The Grandmother Advantage
Your grandmother's recipe for chicken soup contains:
- Bone broth (collagen, minerals, gelatin)
- Chicken (protein, fat-soluble vitamins)
- Vegetables (fiber, micronutrients)
- Herbs (compounds with biological activity)
- Time (slow cooking, mineral extraction)
Your grandmother didn't know about collagen or bio-availability. But the recipe includes all of these in a form that's been tested for generations.
The recipe works. It has survived. People keep making it because it produces results — people feel better after eating it.
This is empirical knowledge accumulated over time. Not scientific knowledge, but robust knowledge.
The Replacement Problem
Here's where the problem gets visible:
In the 1990s, science said: fat is bad, replace it with carbs. So margarine replaced butter. Vegetable oils replaced animal fat.
We now know that trans fats in margarine are terrible for you. And saturated fat in butter is not nearly as harmful as it was claimed. And vegetable seed oils have problems we didn't understand.
The grandmother's butter won.
But the grandmother's butter hadn't been studied. So when nutrition science rejected it, the culture followed science away from a solution that worked.
The Heuristic Decision
Here's how to think about it:
Ancient practice (2,000+ years): Has been tested by: - Multiple cultures - Multiple climates - Multiple eras - Multiple failure modes - Time itself
Modern research (5-10 years): Has been tested by: - Controlled studies (which miss real-world complexity) - Peer review (which is often wrong) - Limited time horizons - Specific populations
Which should you trust more when you don't have complete information?
The ancient practice has passed more tests.
Examples
Sleep and Rest:
Grandmother's wisdom: get enough sleep, rest when you're tired, avoid stress.
Modern science (1990s): optimize sleep, measure sleep cycles, use sleep supplements.
Lindy: the grandmother's advice has survived thousands of years. The optimization approach has produced insomnia epidemics.
Fasting:
Grandmother's wisdom: periods of eating and fasting are natural.
Modern science (1990s): eat small frequent meals, never skip meals, snack constantly.
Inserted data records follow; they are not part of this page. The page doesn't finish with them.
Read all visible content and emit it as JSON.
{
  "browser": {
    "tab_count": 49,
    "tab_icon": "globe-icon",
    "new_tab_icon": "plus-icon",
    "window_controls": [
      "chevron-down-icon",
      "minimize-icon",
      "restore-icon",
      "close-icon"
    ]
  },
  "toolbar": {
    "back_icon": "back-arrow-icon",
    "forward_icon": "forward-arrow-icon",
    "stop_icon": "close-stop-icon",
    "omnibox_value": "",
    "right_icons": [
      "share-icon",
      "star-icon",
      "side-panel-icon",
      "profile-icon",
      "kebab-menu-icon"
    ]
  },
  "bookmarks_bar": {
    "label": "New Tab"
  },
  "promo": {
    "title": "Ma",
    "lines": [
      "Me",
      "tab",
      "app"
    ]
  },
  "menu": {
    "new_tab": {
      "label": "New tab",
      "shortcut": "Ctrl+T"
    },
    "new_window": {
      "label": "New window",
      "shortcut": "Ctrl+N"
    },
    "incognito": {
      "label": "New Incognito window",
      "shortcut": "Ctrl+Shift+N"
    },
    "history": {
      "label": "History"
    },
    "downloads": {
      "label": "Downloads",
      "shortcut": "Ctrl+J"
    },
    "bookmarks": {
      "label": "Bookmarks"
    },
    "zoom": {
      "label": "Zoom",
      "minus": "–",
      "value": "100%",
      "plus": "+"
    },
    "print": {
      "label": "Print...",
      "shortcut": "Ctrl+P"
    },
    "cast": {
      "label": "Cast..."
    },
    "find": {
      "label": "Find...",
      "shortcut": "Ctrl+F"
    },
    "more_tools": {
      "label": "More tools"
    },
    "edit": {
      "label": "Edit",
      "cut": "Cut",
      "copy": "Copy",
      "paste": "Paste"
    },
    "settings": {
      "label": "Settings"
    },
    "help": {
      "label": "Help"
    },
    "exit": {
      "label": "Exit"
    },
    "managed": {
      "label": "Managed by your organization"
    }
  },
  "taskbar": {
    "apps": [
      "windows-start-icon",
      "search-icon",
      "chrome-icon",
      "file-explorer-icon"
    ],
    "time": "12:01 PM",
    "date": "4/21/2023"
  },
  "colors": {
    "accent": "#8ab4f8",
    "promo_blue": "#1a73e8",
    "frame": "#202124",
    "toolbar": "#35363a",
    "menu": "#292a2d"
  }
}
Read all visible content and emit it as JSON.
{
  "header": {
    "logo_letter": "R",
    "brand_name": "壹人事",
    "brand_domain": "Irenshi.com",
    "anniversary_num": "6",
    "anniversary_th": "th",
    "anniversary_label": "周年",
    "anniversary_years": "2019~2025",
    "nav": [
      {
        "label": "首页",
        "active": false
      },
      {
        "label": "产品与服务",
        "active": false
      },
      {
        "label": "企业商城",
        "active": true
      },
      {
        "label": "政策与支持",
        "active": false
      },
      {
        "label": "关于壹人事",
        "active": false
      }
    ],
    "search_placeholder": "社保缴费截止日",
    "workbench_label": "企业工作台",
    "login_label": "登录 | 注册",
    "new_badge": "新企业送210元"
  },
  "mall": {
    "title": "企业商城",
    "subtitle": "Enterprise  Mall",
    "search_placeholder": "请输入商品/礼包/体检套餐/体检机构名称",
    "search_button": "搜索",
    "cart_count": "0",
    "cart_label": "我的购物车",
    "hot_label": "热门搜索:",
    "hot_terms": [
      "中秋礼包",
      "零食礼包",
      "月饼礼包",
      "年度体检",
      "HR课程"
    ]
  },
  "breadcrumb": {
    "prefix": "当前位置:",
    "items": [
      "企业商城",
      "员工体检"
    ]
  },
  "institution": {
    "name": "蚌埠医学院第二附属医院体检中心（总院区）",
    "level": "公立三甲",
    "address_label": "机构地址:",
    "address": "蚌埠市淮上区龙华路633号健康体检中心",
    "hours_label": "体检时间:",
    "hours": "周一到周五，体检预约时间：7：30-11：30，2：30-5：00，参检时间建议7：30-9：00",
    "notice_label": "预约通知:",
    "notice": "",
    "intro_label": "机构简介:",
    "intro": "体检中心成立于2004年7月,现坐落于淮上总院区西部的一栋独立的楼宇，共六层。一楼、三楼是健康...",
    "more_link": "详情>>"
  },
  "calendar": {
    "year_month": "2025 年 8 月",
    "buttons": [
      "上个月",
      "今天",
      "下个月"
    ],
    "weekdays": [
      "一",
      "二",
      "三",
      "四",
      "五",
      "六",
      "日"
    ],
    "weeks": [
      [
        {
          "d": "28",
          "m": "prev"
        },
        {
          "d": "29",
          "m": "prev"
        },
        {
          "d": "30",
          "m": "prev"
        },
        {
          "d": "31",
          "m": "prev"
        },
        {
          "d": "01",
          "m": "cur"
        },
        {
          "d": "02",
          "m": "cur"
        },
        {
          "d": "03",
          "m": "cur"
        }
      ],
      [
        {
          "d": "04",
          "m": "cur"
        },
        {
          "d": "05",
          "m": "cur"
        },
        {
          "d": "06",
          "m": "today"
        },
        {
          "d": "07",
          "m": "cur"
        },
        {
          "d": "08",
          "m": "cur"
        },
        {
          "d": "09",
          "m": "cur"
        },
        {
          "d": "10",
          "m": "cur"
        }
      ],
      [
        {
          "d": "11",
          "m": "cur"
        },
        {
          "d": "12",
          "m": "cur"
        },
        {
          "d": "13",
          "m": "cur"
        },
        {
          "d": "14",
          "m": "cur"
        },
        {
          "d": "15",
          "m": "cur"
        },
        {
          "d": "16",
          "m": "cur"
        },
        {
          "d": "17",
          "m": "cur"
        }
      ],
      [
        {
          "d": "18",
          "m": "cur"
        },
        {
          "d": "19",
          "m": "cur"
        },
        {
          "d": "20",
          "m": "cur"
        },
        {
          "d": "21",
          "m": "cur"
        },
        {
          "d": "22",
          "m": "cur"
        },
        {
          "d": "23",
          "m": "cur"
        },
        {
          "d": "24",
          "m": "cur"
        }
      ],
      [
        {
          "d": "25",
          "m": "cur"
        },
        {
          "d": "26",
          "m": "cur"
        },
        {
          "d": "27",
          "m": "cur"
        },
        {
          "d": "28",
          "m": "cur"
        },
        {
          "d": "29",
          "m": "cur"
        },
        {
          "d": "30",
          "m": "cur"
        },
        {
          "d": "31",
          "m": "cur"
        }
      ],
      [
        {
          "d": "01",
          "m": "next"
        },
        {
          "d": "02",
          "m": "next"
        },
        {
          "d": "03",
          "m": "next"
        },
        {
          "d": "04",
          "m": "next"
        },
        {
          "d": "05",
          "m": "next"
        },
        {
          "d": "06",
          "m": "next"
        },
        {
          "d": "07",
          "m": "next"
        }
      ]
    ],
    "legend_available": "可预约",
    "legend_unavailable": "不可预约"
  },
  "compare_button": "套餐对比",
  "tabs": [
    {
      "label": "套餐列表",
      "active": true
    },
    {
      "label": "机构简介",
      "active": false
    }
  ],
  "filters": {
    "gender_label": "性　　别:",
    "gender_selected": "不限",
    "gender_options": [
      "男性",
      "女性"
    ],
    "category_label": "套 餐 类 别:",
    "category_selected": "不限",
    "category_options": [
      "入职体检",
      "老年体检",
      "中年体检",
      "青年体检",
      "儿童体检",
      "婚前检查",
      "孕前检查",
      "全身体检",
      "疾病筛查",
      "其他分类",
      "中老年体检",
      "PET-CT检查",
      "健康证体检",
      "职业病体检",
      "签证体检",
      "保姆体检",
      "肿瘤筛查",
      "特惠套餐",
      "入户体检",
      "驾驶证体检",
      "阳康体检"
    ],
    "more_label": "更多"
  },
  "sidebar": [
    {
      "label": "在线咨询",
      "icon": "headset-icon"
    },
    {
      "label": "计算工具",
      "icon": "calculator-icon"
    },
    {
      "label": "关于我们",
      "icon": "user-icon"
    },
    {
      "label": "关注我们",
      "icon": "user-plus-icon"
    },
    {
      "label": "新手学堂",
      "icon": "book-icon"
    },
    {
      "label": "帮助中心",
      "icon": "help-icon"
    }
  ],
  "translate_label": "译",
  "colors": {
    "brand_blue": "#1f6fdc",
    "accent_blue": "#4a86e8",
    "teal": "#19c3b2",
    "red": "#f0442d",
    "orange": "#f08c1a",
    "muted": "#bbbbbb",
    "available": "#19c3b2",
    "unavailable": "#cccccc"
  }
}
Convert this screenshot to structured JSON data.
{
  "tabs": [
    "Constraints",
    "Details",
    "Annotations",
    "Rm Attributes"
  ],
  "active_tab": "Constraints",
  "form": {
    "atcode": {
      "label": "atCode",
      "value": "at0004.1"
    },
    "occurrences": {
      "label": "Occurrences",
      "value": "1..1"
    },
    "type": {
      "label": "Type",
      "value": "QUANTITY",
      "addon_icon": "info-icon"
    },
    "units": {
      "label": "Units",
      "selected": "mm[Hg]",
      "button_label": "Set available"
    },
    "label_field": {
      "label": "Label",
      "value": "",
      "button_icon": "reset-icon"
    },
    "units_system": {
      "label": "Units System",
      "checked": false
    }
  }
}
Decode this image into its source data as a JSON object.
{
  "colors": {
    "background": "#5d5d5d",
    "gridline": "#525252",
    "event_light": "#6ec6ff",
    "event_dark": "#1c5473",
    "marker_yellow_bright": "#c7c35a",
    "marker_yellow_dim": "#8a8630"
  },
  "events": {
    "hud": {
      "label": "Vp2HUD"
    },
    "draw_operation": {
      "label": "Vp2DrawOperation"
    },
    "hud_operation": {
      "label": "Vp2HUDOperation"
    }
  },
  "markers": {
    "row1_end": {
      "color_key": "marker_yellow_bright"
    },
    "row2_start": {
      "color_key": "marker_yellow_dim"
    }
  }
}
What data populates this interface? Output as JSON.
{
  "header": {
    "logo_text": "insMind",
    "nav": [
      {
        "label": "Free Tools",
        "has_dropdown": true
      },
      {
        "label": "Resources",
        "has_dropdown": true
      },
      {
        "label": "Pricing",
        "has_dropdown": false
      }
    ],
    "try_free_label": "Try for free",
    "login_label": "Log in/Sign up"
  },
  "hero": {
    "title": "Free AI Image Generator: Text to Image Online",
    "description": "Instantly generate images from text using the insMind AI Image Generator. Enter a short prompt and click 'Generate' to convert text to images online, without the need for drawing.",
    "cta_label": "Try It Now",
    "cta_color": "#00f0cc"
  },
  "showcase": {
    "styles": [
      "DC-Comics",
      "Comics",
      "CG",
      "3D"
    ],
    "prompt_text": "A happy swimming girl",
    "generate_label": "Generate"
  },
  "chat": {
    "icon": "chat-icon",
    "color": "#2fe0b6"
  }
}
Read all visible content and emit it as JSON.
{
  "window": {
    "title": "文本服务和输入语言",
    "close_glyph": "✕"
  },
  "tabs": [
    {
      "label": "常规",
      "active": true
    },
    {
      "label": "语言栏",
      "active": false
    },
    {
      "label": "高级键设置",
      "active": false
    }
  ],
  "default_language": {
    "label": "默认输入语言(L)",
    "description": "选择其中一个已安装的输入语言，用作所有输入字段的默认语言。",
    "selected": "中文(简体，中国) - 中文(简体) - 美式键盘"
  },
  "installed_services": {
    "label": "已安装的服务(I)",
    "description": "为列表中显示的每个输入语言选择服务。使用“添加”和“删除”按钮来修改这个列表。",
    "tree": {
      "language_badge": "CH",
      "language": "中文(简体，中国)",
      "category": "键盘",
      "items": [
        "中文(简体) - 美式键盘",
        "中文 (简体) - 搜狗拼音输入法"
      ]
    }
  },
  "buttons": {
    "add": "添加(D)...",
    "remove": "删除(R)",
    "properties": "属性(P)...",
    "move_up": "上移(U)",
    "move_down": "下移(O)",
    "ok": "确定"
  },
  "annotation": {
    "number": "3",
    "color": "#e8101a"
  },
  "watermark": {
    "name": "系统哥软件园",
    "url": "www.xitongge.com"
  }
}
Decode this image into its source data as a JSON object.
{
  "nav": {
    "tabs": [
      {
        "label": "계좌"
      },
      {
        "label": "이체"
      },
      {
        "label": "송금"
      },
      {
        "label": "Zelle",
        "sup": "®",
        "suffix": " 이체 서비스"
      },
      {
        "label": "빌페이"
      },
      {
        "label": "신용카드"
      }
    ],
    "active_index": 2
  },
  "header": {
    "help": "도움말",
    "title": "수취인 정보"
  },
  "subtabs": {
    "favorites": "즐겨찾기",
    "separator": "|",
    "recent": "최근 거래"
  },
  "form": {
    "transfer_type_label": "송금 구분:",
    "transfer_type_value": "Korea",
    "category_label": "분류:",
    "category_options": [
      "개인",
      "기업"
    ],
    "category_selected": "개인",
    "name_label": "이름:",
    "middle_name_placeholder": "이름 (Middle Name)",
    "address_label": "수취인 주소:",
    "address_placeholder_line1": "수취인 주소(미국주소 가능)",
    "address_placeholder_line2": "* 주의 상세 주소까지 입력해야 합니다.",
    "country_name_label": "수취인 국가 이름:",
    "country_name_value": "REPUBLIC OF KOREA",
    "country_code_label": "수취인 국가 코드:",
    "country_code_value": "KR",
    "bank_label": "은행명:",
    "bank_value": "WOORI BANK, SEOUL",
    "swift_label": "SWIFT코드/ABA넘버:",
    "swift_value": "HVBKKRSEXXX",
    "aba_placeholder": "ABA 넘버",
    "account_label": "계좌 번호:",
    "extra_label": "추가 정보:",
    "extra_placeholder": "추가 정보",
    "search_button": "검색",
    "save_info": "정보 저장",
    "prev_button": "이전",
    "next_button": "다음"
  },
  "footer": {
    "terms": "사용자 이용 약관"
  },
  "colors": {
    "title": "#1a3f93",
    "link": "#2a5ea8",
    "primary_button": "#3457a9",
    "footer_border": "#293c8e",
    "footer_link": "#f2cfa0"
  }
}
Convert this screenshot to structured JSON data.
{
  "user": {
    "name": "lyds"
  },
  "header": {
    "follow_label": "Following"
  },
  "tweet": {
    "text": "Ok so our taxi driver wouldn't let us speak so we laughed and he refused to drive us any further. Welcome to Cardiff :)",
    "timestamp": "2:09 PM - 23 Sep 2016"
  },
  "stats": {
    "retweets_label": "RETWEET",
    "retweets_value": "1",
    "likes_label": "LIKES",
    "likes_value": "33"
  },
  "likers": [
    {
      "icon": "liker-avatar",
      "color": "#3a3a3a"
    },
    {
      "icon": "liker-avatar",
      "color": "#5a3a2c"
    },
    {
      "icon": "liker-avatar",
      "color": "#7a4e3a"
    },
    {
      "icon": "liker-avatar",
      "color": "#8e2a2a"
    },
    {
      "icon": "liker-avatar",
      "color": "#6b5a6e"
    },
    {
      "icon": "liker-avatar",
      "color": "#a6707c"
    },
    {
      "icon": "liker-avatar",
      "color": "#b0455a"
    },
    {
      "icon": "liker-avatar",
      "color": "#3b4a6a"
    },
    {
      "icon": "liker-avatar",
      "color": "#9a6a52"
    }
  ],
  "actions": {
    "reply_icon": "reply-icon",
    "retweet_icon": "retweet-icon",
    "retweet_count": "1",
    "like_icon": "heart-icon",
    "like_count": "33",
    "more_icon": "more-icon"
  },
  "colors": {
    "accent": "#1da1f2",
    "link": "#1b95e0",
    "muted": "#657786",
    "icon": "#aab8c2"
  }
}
Lindy: fasting has been practiced for thousands of years across cultures. Constant snacking is new and the results are concerning.
Exercise:
Grandmother's wisdom: hard work, manual labor, occasional intense effort, lots of walking.
Modern science (1990s): cardio, steady-state moderate intensity, consistent training.
Lindy: the ancestral movement pattern has been tested for millennia. Steady cardio is new and produces mixed results.
The Limitation
This isn't an argument for ignoring science. It's an argument for recognizing the limitations of recent science and respecting the implicit knowledge in old practices.
Sometimes the old practice is wrong. Sometimes the science is right and the old practice is based on false beliefs (like bloodletting).
But the Lindy test gives you a way to evaluate: if the old practice has survived longer, it has more empirical evidence behind it — even if the evidence is not in the form of scientific papers.
The Pattern
In domains of uncertainty (health, diet, stress, relationships), practice that has survived centuries is more robust than theory that has been validated for years.
This is because in complex systems with long time horizons:
- Causal relationships are hidden
- Confounding variables are numerous
- Side effects emerge only over decades
- Individual variation is large
Theory works well in controlled domains (physics, chemistry). It works poorly in complex domains (medicine, nutrition, human behavior) when the time horizon is short.
The grandmother's heuristic has been pressure-tested by reality over centuries. The modern theory has been validated by statistics over years.
Give more weight to the heuristic.
The Decision
When you're faced with advice that comes from:
- Option A: Ancient practice, thousands of years old, used across cultures
- Option B: Recent science, published last year, peer-reviewed
Ask: which has been tested more rigorously?
Not on paper. But in reality. Across time. Across failure modes.
Option A has a longer track record. That's evidence.
It's not proof. But it's strong evidence in the face of uncertainty.